Monument de la Renaissance africaine, quand t
Monument de la Renaissance africaine, quand tu nous tiens !
Le vendredi 18 décembre 2009, vers 21 heures, beaucoup de Sénégalais ont suivi avec intérêt le débat, sur la chaîne de Radio télévision nationale (Rts), relatif -du point de vue islamique- à la statue de Abdoulaye Wade. Nous avons assisté à un coup de force théorique d’alliés inconditionnels du pouvoir pour imposer aux Sénégalais des «preuves textuelles». Un débat dont la partialité du modérateur gênait plus d’un Sénégalais. Mais pourquoi tout cet intérêt ? Les inconditionnels défenseurs, larbins du pouvoir en place, sont aujourd’hui prêts à défendre toute entreprise, fusse-t-elle mauvaise. Compte tenu de ce phénomène, nous osons dire, qu’au Sénégal, même si le diable (Iblis) apparaissait parmi nous, il y en a des hommes qui n’auraient pas manqué de lui faire une plaidoirie digne d’un prophète.
Les positions religieuses importent certes, mais il nous semble important de questionner –même sans l’avis religieux- la conscience commune et le sentiment des Sénégalais.

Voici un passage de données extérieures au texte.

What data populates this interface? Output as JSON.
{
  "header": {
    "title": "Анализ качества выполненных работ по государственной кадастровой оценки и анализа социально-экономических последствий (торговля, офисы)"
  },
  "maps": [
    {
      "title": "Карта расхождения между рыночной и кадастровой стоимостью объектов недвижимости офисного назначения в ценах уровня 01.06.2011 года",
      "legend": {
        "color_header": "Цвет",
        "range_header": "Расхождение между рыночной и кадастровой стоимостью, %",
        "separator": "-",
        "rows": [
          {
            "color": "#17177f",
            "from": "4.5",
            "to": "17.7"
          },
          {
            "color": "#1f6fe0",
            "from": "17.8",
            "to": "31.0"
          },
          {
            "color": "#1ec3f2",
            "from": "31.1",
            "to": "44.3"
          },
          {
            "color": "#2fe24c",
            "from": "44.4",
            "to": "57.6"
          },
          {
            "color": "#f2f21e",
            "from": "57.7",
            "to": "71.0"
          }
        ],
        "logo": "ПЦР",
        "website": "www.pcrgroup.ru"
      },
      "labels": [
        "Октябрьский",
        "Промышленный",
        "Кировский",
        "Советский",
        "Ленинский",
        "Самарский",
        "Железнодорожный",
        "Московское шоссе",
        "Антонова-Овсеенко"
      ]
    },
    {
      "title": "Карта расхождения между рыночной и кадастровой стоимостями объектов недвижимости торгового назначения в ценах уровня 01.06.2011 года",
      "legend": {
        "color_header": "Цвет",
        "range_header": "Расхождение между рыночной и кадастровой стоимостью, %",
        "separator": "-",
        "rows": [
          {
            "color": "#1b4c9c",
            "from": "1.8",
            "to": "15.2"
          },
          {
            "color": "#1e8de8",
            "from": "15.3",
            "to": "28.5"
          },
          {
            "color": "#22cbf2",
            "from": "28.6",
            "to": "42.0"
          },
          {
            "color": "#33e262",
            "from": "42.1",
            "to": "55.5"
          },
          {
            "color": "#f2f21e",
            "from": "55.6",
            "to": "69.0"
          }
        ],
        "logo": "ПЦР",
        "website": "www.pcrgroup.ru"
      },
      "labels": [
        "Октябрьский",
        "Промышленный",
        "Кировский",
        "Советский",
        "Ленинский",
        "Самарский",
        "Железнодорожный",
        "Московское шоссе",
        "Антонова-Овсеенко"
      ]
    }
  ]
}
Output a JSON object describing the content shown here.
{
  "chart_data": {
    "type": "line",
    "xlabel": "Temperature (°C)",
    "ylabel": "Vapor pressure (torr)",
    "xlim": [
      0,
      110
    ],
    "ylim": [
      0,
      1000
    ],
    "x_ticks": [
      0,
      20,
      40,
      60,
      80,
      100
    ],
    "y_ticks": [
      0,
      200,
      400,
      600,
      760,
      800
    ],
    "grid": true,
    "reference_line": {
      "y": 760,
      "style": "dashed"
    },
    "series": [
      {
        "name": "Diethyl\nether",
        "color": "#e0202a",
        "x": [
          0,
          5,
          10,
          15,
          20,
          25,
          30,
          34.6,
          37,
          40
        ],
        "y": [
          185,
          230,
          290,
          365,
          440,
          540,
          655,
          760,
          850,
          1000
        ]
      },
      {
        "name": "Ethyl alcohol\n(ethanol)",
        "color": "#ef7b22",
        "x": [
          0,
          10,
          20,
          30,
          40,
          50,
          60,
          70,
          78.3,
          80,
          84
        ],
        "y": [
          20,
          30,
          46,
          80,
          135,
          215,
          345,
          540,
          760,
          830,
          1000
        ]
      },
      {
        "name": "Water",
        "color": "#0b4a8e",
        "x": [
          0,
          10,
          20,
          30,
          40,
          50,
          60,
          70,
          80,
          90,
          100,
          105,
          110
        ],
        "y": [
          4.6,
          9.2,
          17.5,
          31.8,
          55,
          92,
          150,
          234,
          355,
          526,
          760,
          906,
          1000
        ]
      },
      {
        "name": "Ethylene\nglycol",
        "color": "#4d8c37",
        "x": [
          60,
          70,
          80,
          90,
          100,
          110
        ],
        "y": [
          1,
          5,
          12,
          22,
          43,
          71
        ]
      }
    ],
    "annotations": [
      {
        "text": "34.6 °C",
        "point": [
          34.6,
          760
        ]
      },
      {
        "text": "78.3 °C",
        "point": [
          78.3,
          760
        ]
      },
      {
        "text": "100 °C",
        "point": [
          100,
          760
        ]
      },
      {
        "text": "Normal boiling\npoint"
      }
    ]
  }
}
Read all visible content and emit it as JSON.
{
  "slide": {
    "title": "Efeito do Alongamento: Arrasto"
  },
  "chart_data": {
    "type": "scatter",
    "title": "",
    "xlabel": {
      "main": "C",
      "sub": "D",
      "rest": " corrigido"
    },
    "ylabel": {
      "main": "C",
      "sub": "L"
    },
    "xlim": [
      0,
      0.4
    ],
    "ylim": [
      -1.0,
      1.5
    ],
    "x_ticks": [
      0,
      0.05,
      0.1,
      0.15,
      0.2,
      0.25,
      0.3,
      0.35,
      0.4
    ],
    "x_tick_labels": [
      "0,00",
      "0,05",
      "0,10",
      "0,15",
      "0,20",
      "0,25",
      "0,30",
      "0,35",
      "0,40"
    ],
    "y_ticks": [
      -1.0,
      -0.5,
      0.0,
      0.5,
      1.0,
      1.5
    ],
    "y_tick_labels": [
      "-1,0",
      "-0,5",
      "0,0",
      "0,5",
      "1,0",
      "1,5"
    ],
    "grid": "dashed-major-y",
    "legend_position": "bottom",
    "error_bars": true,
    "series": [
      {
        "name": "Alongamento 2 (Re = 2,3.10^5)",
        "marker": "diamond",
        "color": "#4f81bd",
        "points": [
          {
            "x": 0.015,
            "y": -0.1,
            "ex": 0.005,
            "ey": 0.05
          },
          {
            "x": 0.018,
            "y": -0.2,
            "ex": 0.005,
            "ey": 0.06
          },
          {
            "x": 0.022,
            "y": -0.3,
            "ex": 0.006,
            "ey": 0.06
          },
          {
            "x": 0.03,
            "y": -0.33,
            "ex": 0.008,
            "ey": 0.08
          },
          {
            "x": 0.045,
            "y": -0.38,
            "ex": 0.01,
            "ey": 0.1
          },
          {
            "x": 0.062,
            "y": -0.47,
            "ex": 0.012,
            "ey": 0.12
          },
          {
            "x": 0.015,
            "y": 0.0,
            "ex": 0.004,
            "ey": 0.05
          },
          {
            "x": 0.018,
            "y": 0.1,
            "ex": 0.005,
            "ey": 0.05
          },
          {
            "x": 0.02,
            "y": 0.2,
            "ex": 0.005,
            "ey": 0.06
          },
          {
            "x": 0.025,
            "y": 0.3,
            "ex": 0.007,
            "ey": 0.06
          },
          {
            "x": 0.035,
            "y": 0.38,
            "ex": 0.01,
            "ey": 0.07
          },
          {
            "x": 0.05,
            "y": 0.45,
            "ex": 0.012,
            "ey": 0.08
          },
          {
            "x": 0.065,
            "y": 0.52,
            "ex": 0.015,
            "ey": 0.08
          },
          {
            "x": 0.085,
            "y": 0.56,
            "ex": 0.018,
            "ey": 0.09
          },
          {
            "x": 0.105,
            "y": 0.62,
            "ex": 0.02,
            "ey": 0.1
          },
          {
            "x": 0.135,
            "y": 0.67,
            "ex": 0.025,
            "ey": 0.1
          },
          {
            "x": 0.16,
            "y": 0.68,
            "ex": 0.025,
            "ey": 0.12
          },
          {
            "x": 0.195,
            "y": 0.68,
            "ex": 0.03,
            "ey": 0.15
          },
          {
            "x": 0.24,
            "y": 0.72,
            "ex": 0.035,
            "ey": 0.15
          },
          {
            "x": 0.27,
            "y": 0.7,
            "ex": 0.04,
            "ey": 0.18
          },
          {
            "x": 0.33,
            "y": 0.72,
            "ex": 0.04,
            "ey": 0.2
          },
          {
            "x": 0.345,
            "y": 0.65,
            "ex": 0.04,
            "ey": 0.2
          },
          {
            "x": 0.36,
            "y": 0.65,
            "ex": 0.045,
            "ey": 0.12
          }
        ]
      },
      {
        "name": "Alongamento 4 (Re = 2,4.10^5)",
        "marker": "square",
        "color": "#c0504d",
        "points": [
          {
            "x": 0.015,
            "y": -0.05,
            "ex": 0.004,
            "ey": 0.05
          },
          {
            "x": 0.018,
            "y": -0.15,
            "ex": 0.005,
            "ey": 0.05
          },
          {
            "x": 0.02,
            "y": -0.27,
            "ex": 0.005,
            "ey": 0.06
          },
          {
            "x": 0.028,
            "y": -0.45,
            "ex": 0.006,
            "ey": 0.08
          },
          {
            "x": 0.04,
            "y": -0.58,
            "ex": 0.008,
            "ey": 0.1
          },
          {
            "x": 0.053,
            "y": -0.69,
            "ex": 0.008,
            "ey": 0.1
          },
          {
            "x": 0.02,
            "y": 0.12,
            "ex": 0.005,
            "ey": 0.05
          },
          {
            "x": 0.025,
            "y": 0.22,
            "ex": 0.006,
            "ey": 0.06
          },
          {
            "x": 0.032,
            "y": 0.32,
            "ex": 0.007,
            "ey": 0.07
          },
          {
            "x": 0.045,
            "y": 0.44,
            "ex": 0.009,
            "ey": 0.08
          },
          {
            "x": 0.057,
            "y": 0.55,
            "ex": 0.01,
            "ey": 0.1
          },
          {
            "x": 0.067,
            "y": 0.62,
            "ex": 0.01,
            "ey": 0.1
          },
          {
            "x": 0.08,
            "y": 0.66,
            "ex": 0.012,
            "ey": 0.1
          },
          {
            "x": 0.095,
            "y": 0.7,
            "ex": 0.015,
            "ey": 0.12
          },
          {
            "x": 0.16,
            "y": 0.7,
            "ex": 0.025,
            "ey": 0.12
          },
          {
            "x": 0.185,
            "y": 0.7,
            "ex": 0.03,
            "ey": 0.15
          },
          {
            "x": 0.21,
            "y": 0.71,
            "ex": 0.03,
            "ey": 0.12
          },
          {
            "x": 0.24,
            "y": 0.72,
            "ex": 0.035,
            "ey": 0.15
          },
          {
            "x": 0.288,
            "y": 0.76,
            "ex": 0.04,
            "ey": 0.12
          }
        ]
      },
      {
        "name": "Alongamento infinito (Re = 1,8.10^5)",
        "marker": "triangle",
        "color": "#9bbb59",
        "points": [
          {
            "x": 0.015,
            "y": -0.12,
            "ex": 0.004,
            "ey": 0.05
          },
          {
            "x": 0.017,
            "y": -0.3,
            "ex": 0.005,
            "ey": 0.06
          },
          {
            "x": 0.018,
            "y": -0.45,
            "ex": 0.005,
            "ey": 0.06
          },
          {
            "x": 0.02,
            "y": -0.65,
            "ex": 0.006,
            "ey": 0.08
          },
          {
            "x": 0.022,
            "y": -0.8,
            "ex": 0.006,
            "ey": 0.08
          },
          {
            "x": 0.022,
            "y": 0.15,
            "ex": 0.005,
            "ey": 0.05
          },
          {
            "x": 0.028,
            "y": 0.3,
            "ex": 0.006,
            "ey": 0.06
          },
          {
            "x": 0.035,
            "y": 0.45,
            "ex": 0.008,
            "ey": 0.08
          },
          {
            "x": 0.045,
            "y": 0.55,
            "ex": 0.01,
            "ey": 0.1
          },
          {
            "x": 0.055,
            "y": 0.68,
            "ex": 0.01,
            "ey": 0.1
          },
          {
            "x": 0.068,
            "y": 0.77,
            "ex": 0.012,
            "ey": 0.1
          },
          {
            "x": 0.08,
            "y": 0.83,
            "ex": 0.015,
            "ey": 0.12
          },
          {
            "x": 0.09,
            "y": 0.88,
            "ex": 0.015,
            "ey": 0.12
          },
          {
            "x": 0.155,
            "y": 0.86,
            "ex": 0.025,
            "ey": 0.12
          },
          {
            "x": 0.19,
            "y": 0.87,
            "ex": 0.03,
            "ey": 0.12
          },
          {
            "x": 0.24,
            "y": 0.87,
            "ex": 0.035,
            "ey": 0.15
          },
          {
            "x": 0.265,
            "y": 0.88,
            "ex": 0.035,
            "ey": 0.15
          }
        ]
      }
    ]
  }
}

Le monument a suscité des questions et des désarrois par rapport auxquels les Sénégalais n’ont pas jusque-là des réponses convaincantes. Mais là n’est pas le vrai débat. Même si la religion musulmane avait tranché favorablement là-dessus, le contexte socioéconomique dramatique des Sénégalais aurait pu inspirer à Wade le sens du retenu.
Nous avons donc convenu, avec beaucoup de Sénégalais, que le débat sur la légitimité religieuse de ce monument impopulaire a été un dilatoire béat cachant mal les craintes du concepteur. La question du monument –bien qu’importante- divertit les Sénégalais et leur fait oublier d’autres questions plus urgentes pour la survie de notre peuple. Il s’agit, entre autres, du coup de force sur la question du Code électoral, de la recrudescence de la violence, du manque de sécurité grandissant, des nouvelles formes de prostitution chez les mineures (élèves), des grèves répétitives dans le système éducatif, de la pauvreté galopante et inquiétante. Et il (le débat) cache bien d’autres maladresses.
Commençons par interroger le nom donné au monument. On nous parle de «Renaissance». De quelle renaissance s’agit-il ? Existe-t-il vraiment une naissance d’abord ? L’Afrique a-t-elle la légitimité de crier sur tous les toits l’aspiration à la «renaissance», si l’on en juge présentement le comportement de la majorité de ses dirigeants ? Le challenge qui se pose à elle, au-delà des milliers de maux dont elle souffre, réside dans l’impératif de rompre avec des Présidents despotes et qui excellent dans l’art de fonder des dynasties. Autrement dit, chaque Président ruse pour léguer la confiance de tout un peuple à son fils. On peut évoquer dans ce sens le Togo, la Rdc, le Gabon sans oublier les rumeurs qui courent chez nous au Sénégal. Finalement, nous considérons, par rapport à cette question, que cette race de Présidents est mal placée pour faire le plaidoyer de la «renaissance africaine». A vrai dire, l’Afrique est malade de ses dirigeants.
A un autre niveau, le contexte socioéconomique des Sénégalais ne peut guère justifier le financement - à coût de milliards – du monument. Il est inutile d’énumérer ici les calvaires des Sénégalais. Mais cette somme faramineuse aurait bien servi à régler l’épineux problème des inondations dans certaines zones de Dakar, les canaux à ciel ouvert de Rufisque, à solder les dettes de l’Etat et/ou à éviter les injustifiables dépenses extrabudgétaires.
En conclusion, il importe de dire, à l’endroit de ceux qui se considèrent «bâtisseurs» pour encombrer nos villes avec des statues, des idoles, des monuments ; qu’il serait mieux de changer d’orientation.
Un pays ne peut pas se développer sans un bon système éducatif, une politique de santé performante, une promotion de la culture de l’excellence au détriment de la médiocrité, une bonne politique sociale et culturelle. C’est véritablement sur ce terrain que les populations attendent leurs dirigeants. Espérons que les pluies de souffre et de feu de Gomorrhe ne nous viennent après la problématique question de l’inauguration du contesté monument.